Le RBU ignore également les incitations. Lorsque le revenu inconditionnel est combiné à des impôts plus élevés sur le revenu du travail, la récompense pour travailler, acquérir des compétences et développer une entreprise diminue. La plupart des gens n'arrêteraient pas de travailler entièrement, mais même des réductions modestes de la participation au marché du travail chez des millions de citoyens réduiraient l'assiette fiscale tout en augmentant le fardeau sur ceux qui restent économiquement productifs. C'est une boucle de rétroaction dangereuse, pas un contrat social résilient.
De plus, les gouvernements ne peuvent pas distribuer un pouvoir d'achat nouveau et considérable sans tenir compte de l'offre. Si le logement, l'énergie, les soins de santé et d'autres biens essentiels restent rares, l'argent supplémentaire fera monter les prix, permettant aux propriétaires et à d'autres fournisseurs d'absorber une grande partie des bénéfices. Un RBU financé par le déficit intensifierait les pressions inflationnistes, tandis qu'un RBU financé par l'impôt redistribuerait largement l'argent par un mécanisme universel coûteux.

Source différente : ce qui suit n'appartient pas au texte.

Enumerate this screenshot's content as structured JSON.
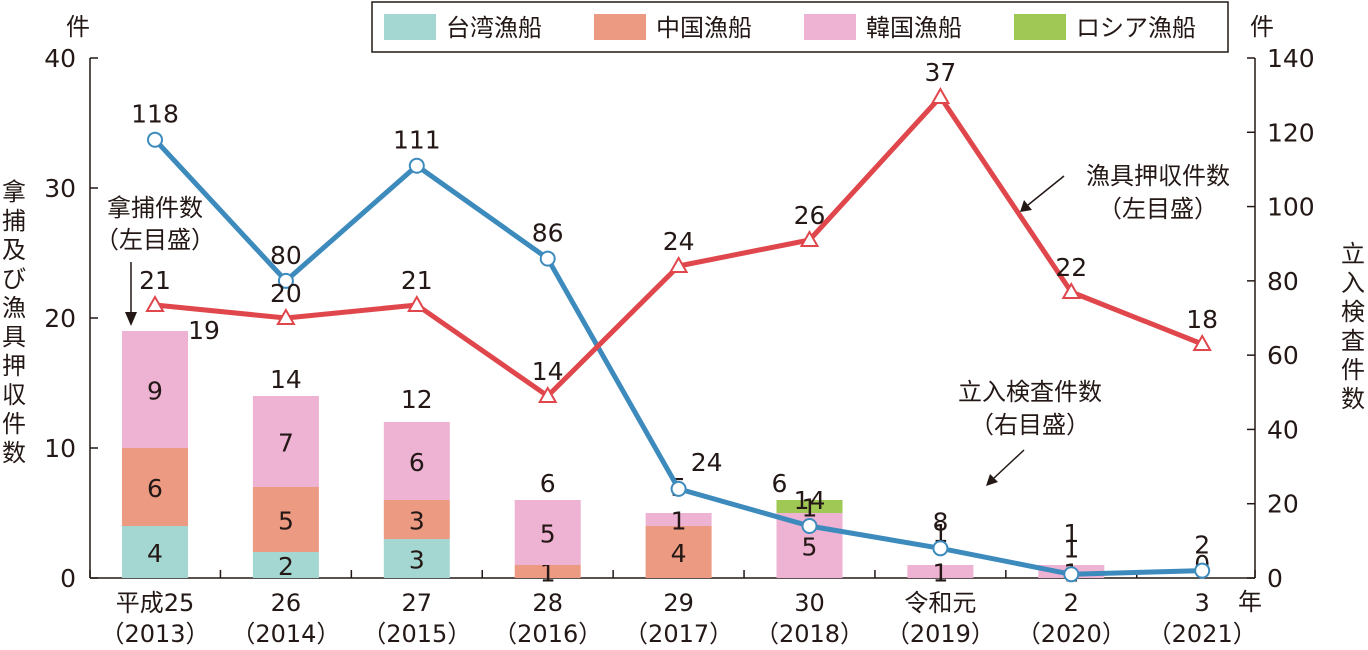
{
  "chart_data": {
    "type": "bar+line",
    "x": {
      "categories": [
        "平成25",
        "26",
        "27",
        "28",
        "29",
        "30",
        "令和元",
        "2",
        "3"
      ],
      "sublabels": [
        "（2013）",
        "（2014）",
        "（2015）",
        "（2016）",
        "（2017）",
        "（2018）",
        "（2019）",
        "（2020）",
        "（2021）"
      ],
      "unit": "年"
    },
    "y_left": {
      "label": "拿捕及び漁具押収件数",
      "unit": "件",
      "ylim": [
        0,
        40
      ],
      "ticks": [
        0,
        10,
        20,
        30,
        40
      ]
    },
    "y_right": {
      "label": "立入検査件数",
      "unit": "件",
      "ylim": [
        0,
        140
      ],
      "ticks": [
        0,
        20,
        40,
        60,
        80,
        100,
        120,
        140
      ]
    },
    "legend": {
      "position": "top",
      "entries": [
        {
          "name": "台湾漁船",
          "color": "#a5d7d2"
        },
        {
          "name": "中国漁船",
          "color": "#ec9a82"
        },
        {
          "name": "韓国漁船",
          "color": "#eeb2d3"
        },
        {
          "name": "ロシア漁船",
          "color": "#9fc954"
        }
      ]
    },
    "series": [
      {
        "name": "拿捕件数",
        "type": "stacked-bar",
        "axis": "left",
        "stacks": [
          {
            "name": "台湾漁船",
            "color": "#a5d7d2",
            "values": [
              4,
              2,
              3,
              0,
              0,
              0,
              0,
              0,
              0
            ]
          },
          {
            "name": "中国漁船",
            "color": "#ec9a82",
            "values": [
              6,
              5,
              3,
              1,
              4,
              0,
              0,
              0,
              0
            ]
          },
          {
            "name": "韓国漁船",
            "color": "#eeb2d3",
            "values": [
              9,
              7,
              6,
              5,
              1,
              5,
              1,
              1,
              0
            ]
          },
          {
            "name": "ロシア漁船",
            "color": "#9fc954",
            "values": [
              0,
              0,
              0,
              0,
              0,
              1,
              0,
              0,
              0
            ]
          }
        ],
        "segment_labels": [
          [
            "4",
            "6",
            "9",
            null
          ],
          [
            "2",
            "5",
            "7",
            null
          ],
          [
            "3",
            "3",
            "6",
            null
          ],
          [
            null,
            "1",
            "5",
            null
          ],
          [
            null,
            "4",
            "1",
            null
          ],
          [
            null,
            null,
            "5",
            "1"
          ],
          [
            null,
            null,
            "1",
            null
          ],
          [
            null,
            null,
            "1",
            null
          ],
          [
            null,
            null,
            null,
            null
          ]
        ],
        "totals": [
          "19",
          "14",
          "12",
          "6",
          "5",
          "6",
          "1",
          "1",
          "0"
        ]
      },
      {
        "name": "漁具押収件数",
        "type": "line",
        "axis": "left",
        "color": "#e0474c",
        "marker": "triangle",
        "values": [
          21,
          20,
          21,
          14,
          24,
          26,
          37,
          22,
          18
        ],
        "labels": [
          "21",
          "20",
          "21",
          "14",
          "24",
          "26",
          "37",
          "22",
          "18"
        ]
      },
      {
        "name": "立入検査件数",
        "type": "line",
        "axis": "right",
        "color": "#3d8bbd",
        "marker": "circle",
        "values": [
          118,
          80,
          111,
          86,
          24,
          14,
          8,
          1,
          2
        ],
        "labels": [
          "118",
          "80",
          "111",
          "86",
          "24",
          "14",
          "8",
          "1",
          "2"
        ]
      }
    ],
    "annotations": [
      {
        "lines": [
          "拿捕件数",
          "（左目盛）"
        ],
        "target": "拿捕件数"
      },
      {
        "lines": [
          "漁具押収件数",
          "（左目盛）"
        ],
        "target": "漁具押収件数"
      },
      {
        "lines": [
          "立入検査件数",
          "（右目盛）"
        ],
        "target": "立入検査件数"
      }
    ]
  }
}
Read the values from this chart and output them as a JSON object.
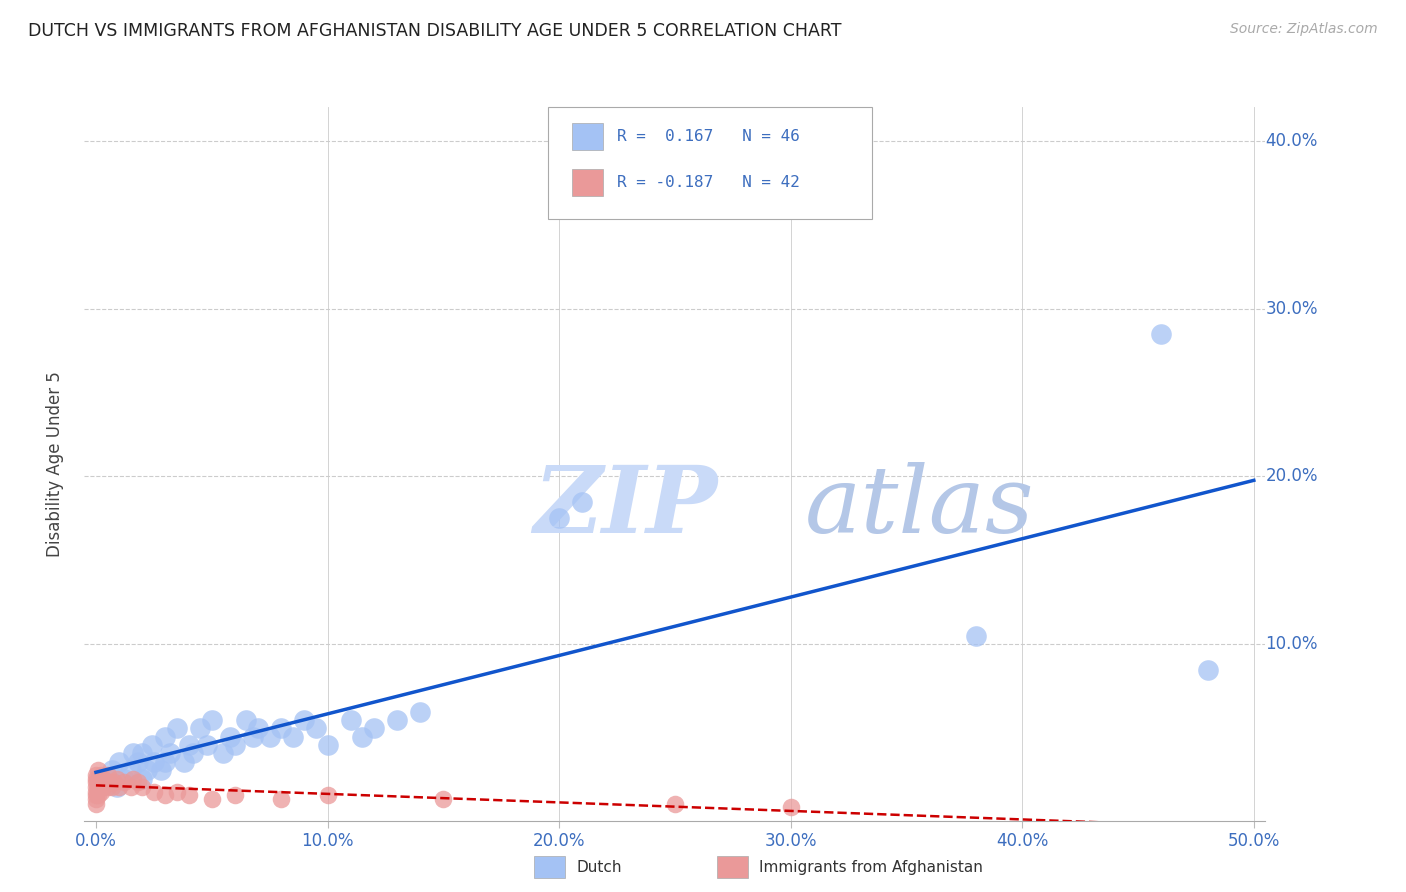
{
  "title": "DUTCH VS IMMIGRANTS FROM AFGHANISTAN DISABILITY AGE UNDER 5 CORRELATION CHART",
  "source": "Source: ZipAtlas.com",
  "ylabel": "Disability Age Under 5",
  "xlabel_dutch": "Dutch",
  "xlabel_afghan": "Immigrants from Afghanistan",
  "xlim": [
    -0.005,
    0.505
  ],
  "ylim": [
    -0.005,
    0.42
  ],
  "xticks": [
    0.0,
    0.1,
    0.2,
    0.3,
    0.4,
    0.5
  ],
  "yticks": [
    0.0,
    0.1,
    0.2,
    0.3,
    0.4
  ],
  "ytick_labels": [
    "",
    "10.0%",
    "20.0%",
    "30.0%",
    "40.0%"
  ],
  "xtick_labels": [
    "0.0%",
    "10.0%",
    "20.0%",
    "30.0%",
    "40.0%",
    "50.0%"
  ],
  "dutch_R": 0.167,
  "dutch_N": 46,
  "afghan_R": -0.187,
  "afghan_N": 42,
  "dutch_color": "#a4c2f4",
  "afghan_color": "#ea9999",
  "dutch_line_color": "#1155cc",
  "afghan_line_color": "#cc0000",
  "watermark_zip_color": "#c9daf8",
  "watermark_atlas_color": "#b4c7e7",
  "background_color": "#ffffff",
  "dutch_x": [
    0.005,
    0.007,
    0.009,
    0.01,
    0.012,
    0.015,
    0.016,
    0.018,
    0.02,
    0.02,
    0.022,
    0.024,
    0.025,
    0.028,
    0.03,
    0.03,
    0.032,
    0.035,
    0.038,
    0.04,
    0.042,
    0.045,
    0.048,
    0.05,
    0.055,
    0.058,
    0.06,
    0.065,
    0.068,
    0.07,
    0.075,
    0.08,
    0.085,
    0.09,
    0.095,
    0.1,
    0.11,
    0.115,
    0.12,
    0.13,
    0.14,
    0.2,
    0.21,
    0.38,
    0.46,
    0.48
  ],
  "dutch_y": [
    0.02,
    0.025,
    0.015,
    0.03,
    0.02,
    0.025,
    0.035,
    0.03,
    0.02,
    0.035,
    0.025,
    0.04,
    0.03,
    0.025,
    0.03,
    0.045,
    0.035,
    0.05,
    0.03,
    0.04,
    0.035,
    0.05,
    0.04,
    0.055,
    0.035,
    0.045,
    0.04,
    0.055,
    0.045,
    0.05,
    0.045,
    0.05,
    0.045,
    0.055,
    0.05,
    0.04,
    0.055,
    0.045,
    0.05,
    0.055,
    0.06,
    0.175,
    0.185,
    0.105,
    0.285,
    0.085
  ],
  "afghan_x": [
    0.0,
    0.0,
    0.0,
    0.0,
    0.0,
    0.0,
    0.0,
    0.0,
    0.001,
    0.001,
    0.001,
    0.001,
    0.001,
    0.002,
    0.002,
    0.002,
    0.003,
    0.003,
    0.004,
    0.005,
    0.005,
    0.006,
    0.007,
    0.008,
    0.009,
    0.01,
    0.012,
    0.015,
    0.016,
    0.018,
    0.02,
    0.025,
    0.03,
    0.035,
    0.04,
    0.05,
    0.06,
    0.08,
    0.1,
    0.15,
    0.25,
    0.3
  ],
  "afghan_y": [
    0.005,
    0.008,
    0.01,
    0.012,
    0.015,
    0.018,
    0.02,
    0.022,
    0.01,
    0.015,
    0.018,
    0.02,
    0.025,
    0.012,
    0.018,
    0.022,
    0.015,
    0.02,
    0.018,
    0.015,
    0.022,
    0.018,
    0.015,
    0.018,
    0.02,
    0.015,
    0.018,
    0.015,
    0.02,
    0.018,
    0.015,
    0.012,
    0.01,
    0.012,
    0.01,
    0.008,
    0.01,
    0.008,
    0.01,
    0.008,
    0.005,
    0.003
  ]
}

L'automatisation justifie un soutien plus fort, mais pas des paiements permanents indiscriminés. L'aide ciblée au revenu, les subventions salariales, la reconversion professionnelle, les avantages sociaux portables, la garde d'enfants abordable et les politiques qui élargissent le logement et la création d'entreprises peuvent protéger les travailleurs déplacés à un coût bien moindre tout en préservant les incitations à contribuer. La réponse responsable au changement technologique est d'aider les gens à s'adapter et à participer — pas de dissocier le revenu de la contribution et d'imposer une obligation impossible aux futurs contribuables.